Topology of Reasoning: Understanding Large Reasoning Models through Reasoning Graph Properties

Recent large-scale reasoning models have achieved state-of-the-art performance on challenging mathematical benchmarks, yet the internal mechanisms underlying their success remain poorly understood. In this work, we introduce the notion of a reasoning graph, extracted by clustering hidden-state representations at each reasoning step, and systematically analyze three key graph-theoretic properties: cyclicity, diameter, and small-world index, across multiple tasks (GSM8K, MATH500, AIME 2024). Our findings reveal that distilled reasoning models (e.g., DeepSeek-R1-Distill-Qwen-32B) exhibit significantly more recurrent cycles (about 5 per sample), substantially larger graph diameters, and pronounced small-world characteristics (about 6x) compared to their base counterparts. Notably, these structural advantages grow with task difficulty and model capacity, with cycle detection peaking at the 14B scale and exploration diameter maximized in the 32B variant, correlating positively with accuracy. Furthermore, we show that supervised fine-tuning on an improved dataset systematically expands reasoning graph diameters in tandem with performance gains, offering concrete guidelines for dataset design aimed at boosting reasoning capabilities. By bridging theoretical insights into reasoning graph structures with practical recommendations for data construction, our work advances both the interpretability and the efficacy of large reasoning models.

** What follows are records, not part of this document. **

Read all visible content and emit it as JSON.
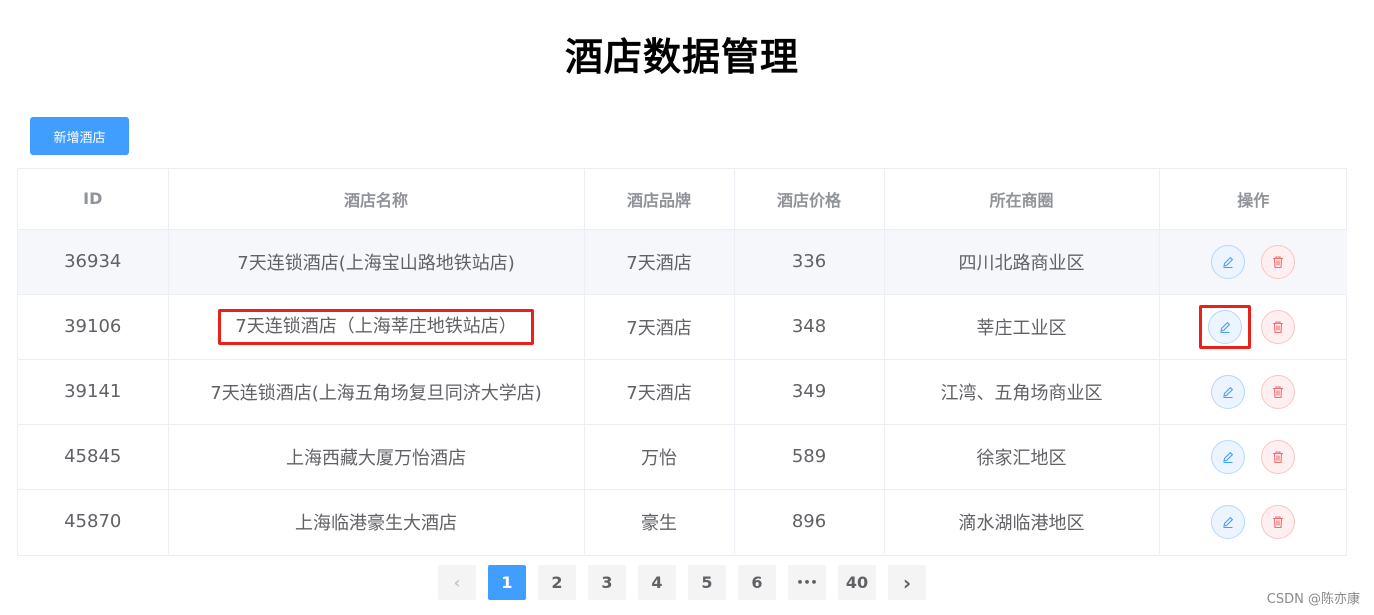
{
  "page": {
    "title": "酒店数据管理",
    "add_button_label": "新增酒店",
    "watermark": "CSDN @陈亦康"
  },
  "colors": {
    "primary": "#409eff",
    "danger": "#f56c6c",
    "highlight": "#e8211b"
  },
  "table": {
    "headers": [
      "ID",
      "酒店名称",
      "酒店品牌",
      "酒店价格",
      "所在商圈",
      "操作"
    ],
    "rows": [
      {
        "id": "36934",
        "name": "7天连锁酒店(上海宝山路地铁站店)",
        "brand": "7天酒店",
        "price": "336",
        "business": "四川北路商业区"
      },
      {
        "id": "39106",
        "name": "7天连锁酒店（上海莘庄地铁站店）",
        "brand": "7天酒店",
        "price": "348",
        "business": "莘庄工业区"
      },
      {
        "id": "39141",
        "name": "7天连锁酒店(上海五角场复旦同济大学店)",
        "brand": "7天酒店",
        "price": "349",
        "business": "江湾、五角场商业区"
      },
      {
        "id": "45845",
        "name": "上海西藏大厦万怡酒店",
        "brand": "万怡",
        "price": "589",
        "business": "徐家汇地区"
      },
      {
        "id": "45870",
        "name": "上海临港豪生大酒店",
        "brand": "豪生",
        "price": "896",
        "business": "滴水湖临港地区"
      }
    ],
    "actions": {
      "edit_icon": "edit-icon",
      "delete_icon": "trash-icon"
    }
  },
  "pagination": {
    "prev": "‹",
    "pages": [
      "1",
      "2",
      "3",
      "4",
      "5",
      "6"
    ],
    "ellipsis": "•••",
    "last": "40",
    "next": "›",
    "current": "1"
  }
}
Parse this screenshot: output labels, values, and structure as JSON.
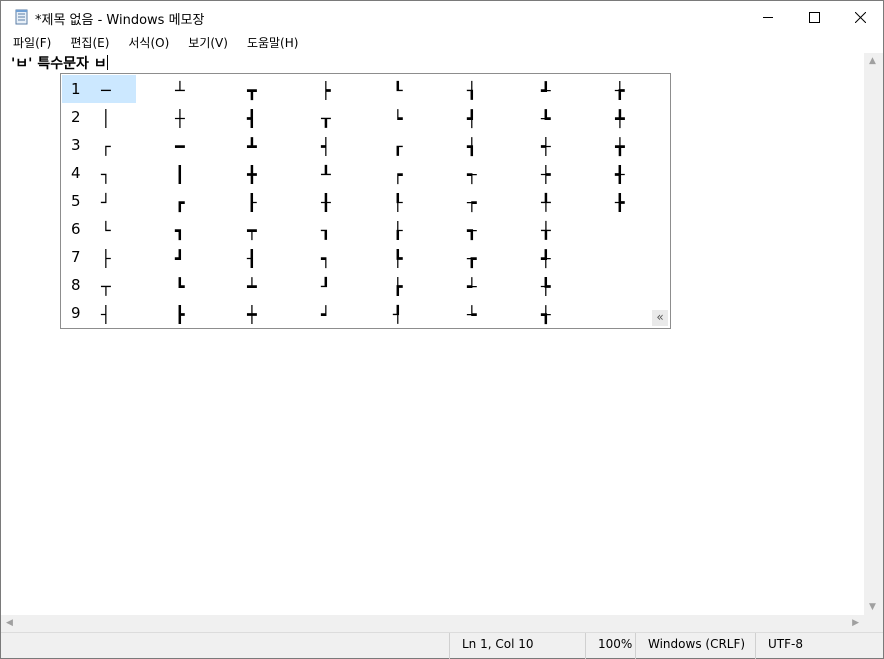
{
  "window": {
    "title": "*제목 없음 - Windows 메모장"
  },
  "menu": [
    "파일(F)",
    "편집(E)",
    "서식(O)",
    "보기(V)",
    "도움말(H)"
  ],
  "editor": {
    "text": "'ㅂ' 특수문자 ㅂ"
  },
  "candidates": {
    "numbers": [
      "1",
      "2",
      "3",
      "4",
      "5",
      "6",
      "7",
      "8",
      "9"
    ],
    "columns": [
      [
        "─",
        "│",
        "┌",
        "┐",
        "┘",
        "└",
        "├",
        "┬",
        "┤"
      ],
      [
        "┴",
        "┼",
        "━",
        "┃",
        "┏",
        "┓",
        "┛",
        "┗",
        "┣"
      ],
      [
        "┳",
        "┫",
        "┻",
        "╋",
        "┠",
        "┯",
        "┨",
        "┷",
        "┿"
      ],
      [
        "┝",
        "┰",
        "┥",
        "┸",
        "╂",
        "┒",
        "┑",
        "┚",
        "┙"
      ],
      [
        "┖",
        "┕",
        "┎",
        "┍",
        "┞",
        "┟",
        "┡",
        "┢",
        "┦"
      ],
      [
        "┧",
        "┩",
        "┪",
        "┭",
        "┮",
        "┱",
        "┲",
        "┵",
        "┶"
      ],
      [
        "┹",
        "┺",
        "┽",
        "┾",
        "╀",
        "╁",
        "╃",
        "╄",
        "╅"
      ],
      [
        "╆",
        "╇",
        "╈",
        "╉",
        "╊"
      ]
    ],
    "more_symbol": "«"
  },
  "status": {
    "position": "Ln 1, Col 10",
    "zoom": "100%",
    "line_ending": "Windows (CRLF)",
    "encoding": "UTF-8"
  }
}
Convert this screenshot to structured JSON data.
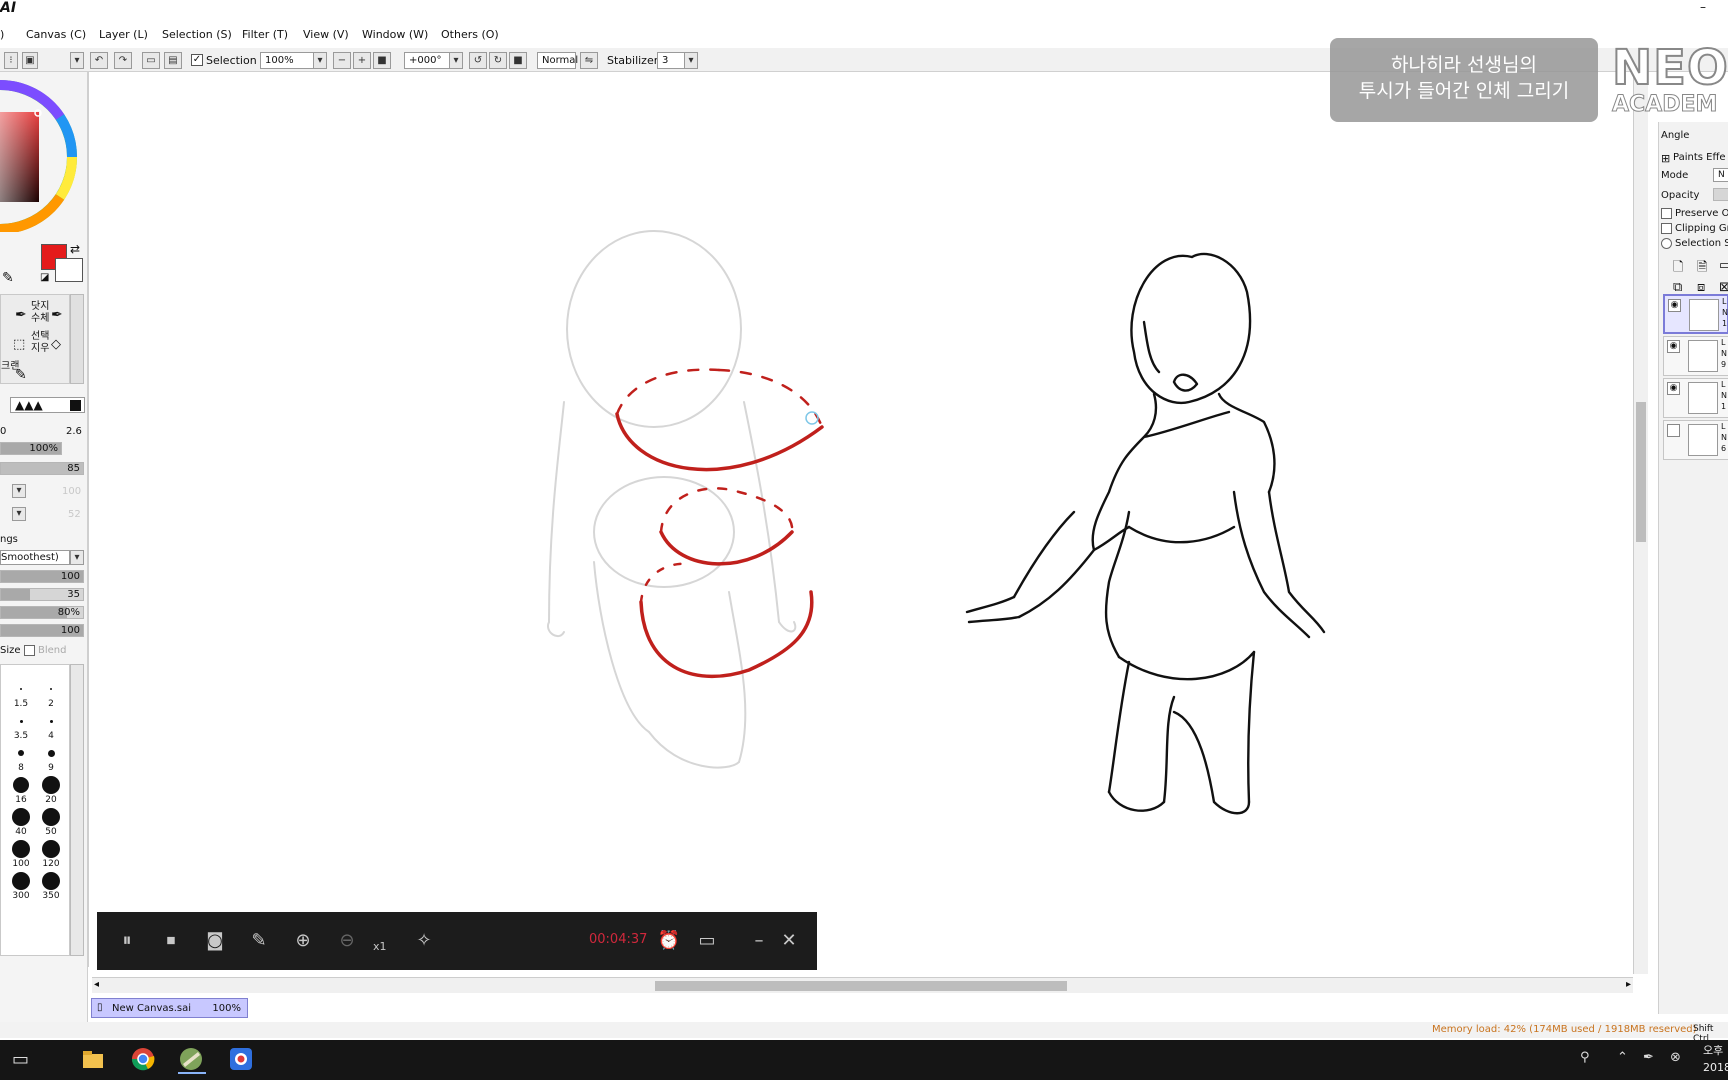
{
  "app": {
    "title": "AI"
  },
  "menu": {
    "items": [
      "Canvas (C)",
      "Layer (L)",
      "Selection (S)",
      "Filter (T)",
      "View (V)",
      "Window (W)",
      "Others (O)"
    ]
  },
  "toolbar": {
    "selection_label": "Selection",
    "zoom_value": "100%",
    "rotation_value": "+000°",
    "blend_mode": "Normal",
    "stabilizer_label": "Stabilizer",
    "stabilizer_value": "3"
  },
  "left_panel": {
    "tool_labels": [
      "닷지",
      "수체",
      "선택",
      "지우",
      "크랜"
    ],
    "min_size": "0",
    "max_size": "2.6",
    "density_value": "100%",
    "value_85": "85",
    "value_100_dim": "100",
    "value_52_dim": "52",
    "settings_label": "ngs",
    "smoothing_option": "Smoothest)",
    "slider_values": [
      "100",
      "35",
      "80%",
      "100"
    ],
    "slider_fills": [
      1.0,
      0.35,
      0.8,
      1.0
    ],
    "size_label": "Size",
    "blend_label": "Blend",
    "brush_sizes": [
      "1.5",
      "2",
      "3.5",
      "4",
      "8",
      "9",
      "16",
      "20",
      "40",
      "50",
      "100",
      "120",
      "300",
      "350"
    ]
  },
  "overlay": {
    "line1": "하나히라 선생님의",
    "line2": "투시가 들어간 인체 그리기",
    "logo_top": "NEO",
    "logo_bottom": "ACADEM"
  },
  "right_panel": {
    "angle_label": "Angle",
    "paint_effects": "Paints Effe",
    "mode_label": "Mode",
    "mode_value": "N",
    "opacity_label": "Opacity",
    "preserve_label": "Preserve O",
    "clipping_label": "Clipping Gro",
    "selection_src_label": "Selection S",
    "layers": [
      {
        "name": "L",
        "mode": "N",
        "opacity": "1",
        "visible": true,
        "active": true
      },
      {
        "name": "L",
        "mode": "N",
        "opacity": "9",
        "visible": true,
        "active": false
      },
      {
        "name": "L",
        "mode": "N",
        "opacity": "1",
        "visible": true,
        "active": false
      },
      {
        "name": "L",
        "mode": "N",
        "opacity": "6",
        "visible": false,
        "active": false
      }
    ]
  },
  "recorder": {
    "time": "00:04:37",
    "speed": "x1"
  },
  "document_tab": {
    "name": "New Canvas.sai",
    "zoom": "100%"
  },
  "status": {
    "memory": "Memory load: 42% (174MB used / 1918MB reserved)",
    "shift_ctrl": "Shift Ctrl"
  },
  "taskbar": {
    "clock_line1": "오후",
    "clock_line2": "2018"
  },
  "colors": {
    "primary_color": "#e41b1b",
    "secondary_color": "#ffffff",
    "stroke_red": "#c0201c",
    "taskbar_bg": "#151515",
    "recorder_bg": "#1c1c1c",
    "memory_text": "#c9741f",
    "layer_active": "#7b7bd8"
  },
  "icons": {
    "toolbar": [
      "undo-icon",
      "redo-icon",
      "deselect-icon",
      "invert-selection-icon",
      "zoom-out-icon",
      "zoom-in-icon",
      "zoom-reset-icon",
      "rotate-left-icon",
      "rotate-right-icon",
      "rotate-reset-icon"
    ],
    "recorder": [
      "pause-icon",
      "stop-icon",
      "screenshot-icon",
      "pen-icon",
      "zoom-in-icon",
      "zoom-out-icon",
      "cursor-effect-icon",
      "alarm-icon",
      "options-icon",
      "minimize-icon",
      "close-icon"
    ],
    "taskbar": [
      "task-view-icon",
      "file-explorer-icon",
      "chrome-icon",
      "sai-icon",
      "recorder-icon"
    ]
  }
}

The base model demonstrates relatively simple and predominantly acyclic reasoning graphs. In contrast, the large reasoning model exhibits more complex structures, characterized by frequent cyclic patterns and broader node coverage.

To quantitatively validate these qualitative observations, we employed the cycle detection method introduced in Section 3.2. Figure 4 shows cycle detection rates for GSM8K, MATH500, and AIME 2024 datasets, comparing the large reasoning model (blue) with the base model (orange). The horizontal axis denotes different relative depths of hidden layers (0.1, 0.3, 0.5, 0.7, and 0.9), corresponding respectively to layers 6, 19, 32, 45, and 58 in the 64-layer Qwen2.5-32B. Across all layers, the large reasoning model consistently exhibited a notably higher frequency of cyclic reasoning graphs compared to the base model. Additionally, we observed higher cycle detection rates at the earlier and later layers, with lower detection rates in intermediate layers. This pattern suggests that intermediate layers compress token representations, making less cycle detection difficult, whereas layers closer to input or output exhibit clearer cyclic behaviors. The results for varying the hyperparameter k of the K-means clustering are provided in Appendix D, showing consistent trends across all tested values of k. Furthermore, another consistent trend emerges in which cycle detection ratios increase with the increasing complexity of tasks, progressing from GSM8K through MATH500 to AIME 2024. These findings reinforce the hypothesis that cycles within reasoning graphs contribute to the enhanced reasoning capabilities observed in large reasoning models.

In this work, we conducted an extensive analysis of reasoning graphs derived from large reasoning models, uncovering key structural properties that correlate with their enhanced performance. Our main findings highlight that large reasoning models consistently exhibit (1) greater cyclicity, (2) broader exploratory behaviors (larger diameters), and (3) pronounced small-world characteristics compared to base models. These insights suggest sophisticated structures in reasoning graphs as a critical factor driving reasoning improvements. Our results connect several observed behaviors in large reasoning models and offer implications for constructing more effective training datasets.

Aha Moment Models trained via RL have been reported to exhibit an intriguing phenomenon known as the “aha moment,” where the model reconsidered its intermediate answers during reasoning [9, 52]. From the perspective of our reasoning graph analysis, this phenomenon aligns consistently with the observed cyclic structures (as illustrated in Figure 1). Although the “aha moment” was initially identified as a phenomenon at the generated token level, our study quantitatively measures this behavior through the cycle properties of reasoning graphs, thereby contributing to a deeper mechanistic understanding of the “aha moment” from the internal states of LLMs.

Overthinking and Underthinking Recent studies have highlighted specific reasoning inefficiencies in large reasoning models. Overthinking, characterized by redundant or excessively long reasoning processes, has been frequently observed, particularly in agent-based tasks [27, 42, 7, 13]. Conversely, models in the o1 family display underthinking, rapidly switching thoughts without adequately exploring potentially valuable reasoning paths [48]. These phenomena align closely with the graph properties we have analyzed: redundant cyclic structures (discussed in Section 4.4) explain overthinking, while overly extensive exploratory behaviors (reflected in larger graph diameters, discussed in Section 4.2) may account for underthinking. Thus, our research clarifies these unique behaviors of large reasoning models through the lens of reasoning graph characteristics.